Firstly though, was school. I could draw up a timetable of a typical school day, and each day would be virtually a rerun of that timetable: I get to school late, at about 8.40 a.m. and usually stand in the registration room, talking or being threatened by Darren Busfield.
Then, unless we have History or something first (in which case the situation is reversed), I go up into the 6th-form library along with Jeremy Beaumont, Duncan Verity, Lee Hoy, Deborah Blakey, Richard Houlding, Tommy Whelan etc.., with whom I talk. I suppose strictly the library is for working, although we use it as a kind of watering place, where we generally doss about (That is why the seventh form don’t like us). We have a pretence of reading, although generally we just talk, laugh, criticise and abuse (verbally) each other.
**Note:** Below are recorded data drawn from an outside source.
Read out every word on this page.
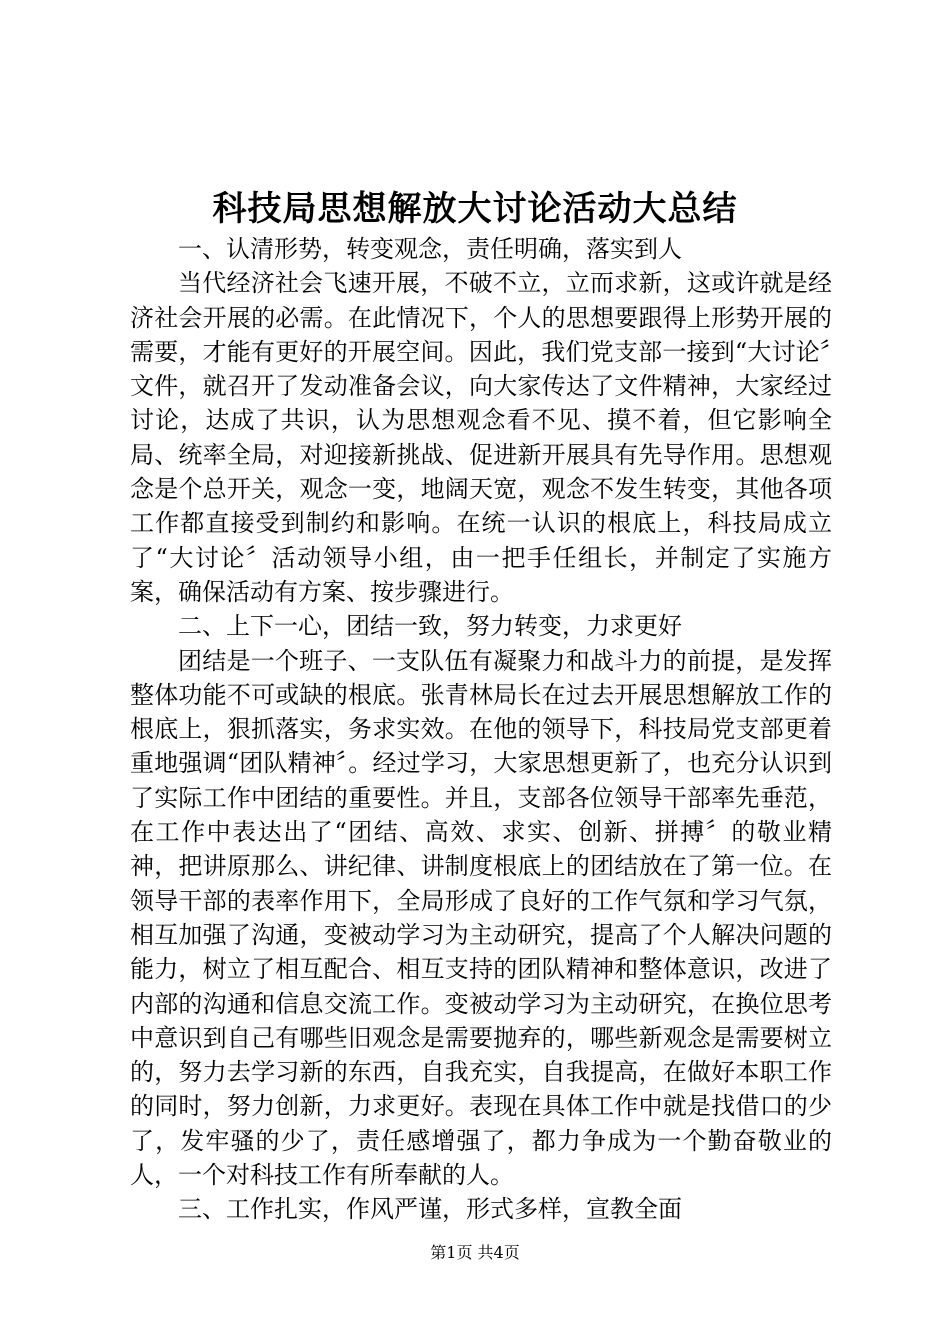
科技局思想解放大讨论活动大总结

一、认清形势，转变观念，责任明确，落实到人

当代经济社会飞速开展，不破不立，立而求新，这或许就是经济社会开展的必需。在此情况下，个人的思想要跟得上形势开展的需要，才能有更好的开展空间。因此，我们党支部一接到“大讨论〞文件，就召开了发动准备会议，向大家传达了文件精神，大家经过讨论，达成了共识，认为思想观念看不见、摸不着，但它影响全局、统率全局，对迎接新挑战、促进新开展具有先导作用。思想观念是个总开关，观念一变，地阔天宽，观念不发生转变，其他各项工作都直接受到制约和影响。在统一认识的根底上，科技局成立了“大讨论〞活动领导小组，由一把手任组长，并制定了实施方案，确保活动有方案、按步骤进行。

二、上下一心，团结一致，努力转变，力求更好

团结是一个班子、一支队伍有凝聚力和战斗力的前提，是发挥整体功能不可或缺的根底。张青林局长在过去开展思想解放工作的根底上，狠抓落实，务求实效。在他的领导下，科技局党支部更着重地强调“团队精神〞。经过学习，大家思想更新了，也充分认识到了实际工作中团结的重要性。并且，支部各位领导干部率先垂范，在工作中表达出了“团结、高效、求实、创新、拼搏〞的敬业精神，把讲原那么、讲纪律、讲制度根底上的团结放在了第一位。在领导干部的表率作用下，全局形成了良好的工作气氛和学习气氛，相互加强了沟通，变被动学习为主动研究，提高了个人解决问题的能力，树立了相互配合、相互支持的团队精神和整体意识，改进了内部的沟通和信息交流工作。变被动学习为主动研究，在换位思考中意识到自己有哪些旧观念是需要抛弃的，哪些新观念是需要树立的，努力去学习新的东西，自我充实，自我提高，在做好本职工作的同时，努力创新，力求更好。表现在具体工作中就是找借口的少了，发牢骚的少了，责任感增强了，都力争成为一个勤奋敬业的人，一个对科技工作有所奉献的人。

三、工作扎实，作风严谨，形式多样，宣教全面

第1页 共4页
At 12.00, I normally go down into the Dining Hall where we all sit at a table, no doubt looking very pally
This evening I had my Art course so I stayed at school messing around on the computer terminal with Quinn, before setting off to Moxthorpe. We had a lecture today, a series of 72 slides of “visually interesting” images which Mr Hine called either “exciting” or something similarly exaggerated.
Most of my evening went struggling over the Biology essays, before downing everything for “The Greeks.” Since it was the last programme of the four, it was concerned with summing up. Again I was spurred to rush down to the Main Library to get every book on Greek philosophy available and I started actually looking forward to presenting my argument against religion on Monday. I was particularly taken with the quote, done very dramatically right at the end against a backdrop of solar flares about the “question before us is no ordinary question. It is – how should Men live?”